Parallel efficiency versus core count for the Monte Carlo π application. Efficiency is computed as speedup divided by core count and illustrates the decreasing effectiveness of additional cores at larger scales.#
Observed behavior
High efficiency (~90–100%) at small core counts
Steady decline in efficiency as cores increase
At large scale:
64 cores → ~20–25% efficiency
128 cores → ~10–12% efficiency
This indicates many cores are underutilized at large scale.
Interpretation#
To understand why speedup levels off in this example, we look at factors that introduce overhead as the number of processes increases. These effects limit how effectively additional cores can be used.
In the π example, scaling limitations arise from:
Task scheduling overhead in multiprocessing: Managing and distributing many small tasks to worker processes introduces overhead that grows with the number of processes.
Result aggregation (a serial component): Partial results from each worker must be collected and combined, which cannot be fully parallelized.
Memory bandwidth contention on a shared node: As more processes run simultaneously, they compete for access to memory, limiting performance gains.

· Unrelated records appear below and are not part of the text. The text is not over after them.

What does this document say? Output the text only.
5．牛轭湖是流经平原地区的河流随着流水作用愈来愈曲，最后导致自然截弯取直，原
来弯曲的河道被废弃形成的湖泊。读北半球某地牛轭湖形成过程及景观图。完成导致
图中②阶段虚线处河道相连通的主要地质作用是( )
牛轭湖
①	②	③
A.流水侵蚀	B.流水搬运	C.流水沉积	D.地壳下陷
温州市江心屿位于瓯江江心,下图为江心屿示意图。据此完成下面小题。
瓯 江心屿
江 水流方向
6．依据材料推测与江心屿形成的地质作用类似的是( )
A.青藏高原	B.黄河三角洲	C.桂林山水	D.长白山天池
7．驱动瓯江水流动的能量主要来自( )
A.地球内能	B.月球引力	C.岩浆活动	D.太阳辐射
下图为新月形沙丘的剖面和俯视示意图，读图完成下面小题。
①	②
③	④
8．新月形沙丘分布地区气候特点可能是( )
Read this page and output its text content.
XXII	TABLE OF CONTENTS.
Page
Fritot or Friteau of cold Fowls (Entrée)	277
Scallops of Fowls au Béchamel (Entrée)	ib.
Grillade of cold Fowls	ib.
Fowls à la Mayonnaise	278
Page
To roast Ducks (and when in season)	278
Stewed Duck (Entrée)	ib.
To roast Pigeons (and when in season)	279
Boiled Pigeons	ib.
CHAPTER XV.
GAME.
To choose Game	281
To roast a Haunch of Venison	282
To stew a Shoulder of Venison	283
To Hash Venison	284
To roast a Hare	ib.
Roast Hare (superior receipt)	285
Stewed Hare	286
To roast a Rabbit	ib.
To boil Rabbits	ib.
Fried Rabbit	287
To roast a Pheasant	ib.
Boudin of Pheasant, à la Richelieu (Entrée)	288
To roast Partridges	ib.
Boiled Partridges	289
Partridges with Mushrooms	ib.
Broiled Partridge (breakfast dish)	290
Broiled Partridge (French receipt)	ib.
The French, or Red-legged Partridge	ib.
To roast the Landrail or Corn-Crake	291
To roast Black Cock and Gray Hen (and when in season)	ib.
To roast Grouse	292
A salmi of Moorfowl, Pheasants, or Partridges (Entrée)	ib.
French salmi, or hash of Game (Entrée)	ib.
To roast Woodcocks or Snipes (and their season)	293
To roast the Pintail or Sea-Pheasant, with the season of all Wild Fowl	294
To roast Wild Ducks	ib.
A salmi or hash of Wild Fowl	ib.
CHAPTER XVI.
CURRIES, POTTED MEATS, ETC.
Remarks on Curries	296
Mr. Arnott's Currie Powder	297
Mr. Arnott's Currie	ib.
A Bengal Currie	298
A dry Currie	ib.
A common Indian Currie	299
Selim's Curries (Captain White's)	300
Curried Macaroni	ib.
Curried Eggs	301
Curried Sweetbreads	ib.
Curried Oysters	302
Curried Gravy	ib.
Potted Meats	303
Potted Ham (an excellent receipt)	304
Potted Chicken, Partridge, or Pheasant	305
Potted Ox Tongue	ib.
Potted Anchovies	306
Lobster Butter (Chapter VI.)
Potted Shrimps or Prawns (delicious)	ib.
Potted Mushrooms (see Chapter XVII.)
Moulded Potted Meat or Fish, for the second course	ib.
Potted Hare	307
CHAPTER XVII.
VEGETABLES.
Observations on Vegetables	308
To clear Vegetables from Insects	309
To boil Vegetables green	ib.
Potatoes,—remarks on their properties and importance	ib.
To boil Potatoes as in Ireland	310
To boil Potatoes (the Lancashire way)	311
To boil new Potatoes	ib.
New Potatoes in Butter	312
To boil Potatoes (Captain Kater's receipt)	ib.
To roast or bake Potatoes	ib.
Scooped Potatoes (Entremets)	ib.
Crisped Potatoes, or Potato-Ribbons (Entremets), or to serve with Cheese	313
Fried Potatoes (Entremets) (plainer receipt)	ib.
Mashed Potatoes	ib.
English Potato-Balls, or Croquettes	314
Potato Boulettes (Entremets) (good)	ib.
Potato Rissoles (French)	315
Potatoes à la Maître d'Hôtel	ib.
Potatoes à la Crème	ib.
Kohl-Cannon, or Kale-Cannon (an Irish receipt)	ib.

Load imbalance between worker processes: Some tasks may finish earlier than others, causing idle time while waiting for all processes to complete.
Practical Takeaway#
For this workload, an efficient configuration is ~16–32 cores per node.
This range provides:
Strong speedup gains
Reasonable efficiency
Minimal wasted resources
Beyond this point:
Runtime improves only marginally
Efficiency drops sharply
Additional cores provide little benefit
Summary#
This example demonstrates a typical strong scaling pattern:
Good scaling at low core counts
Slowing gains at moderate scale
Clear plateau at higher core counts
Even for a highly parallel workload like Monte Carlo π, more cores do not always lead to faster results.
Scaling studies like this help identify the point where additional resources stop being useful, allowing you to make efficient and effective resource requests on Quest.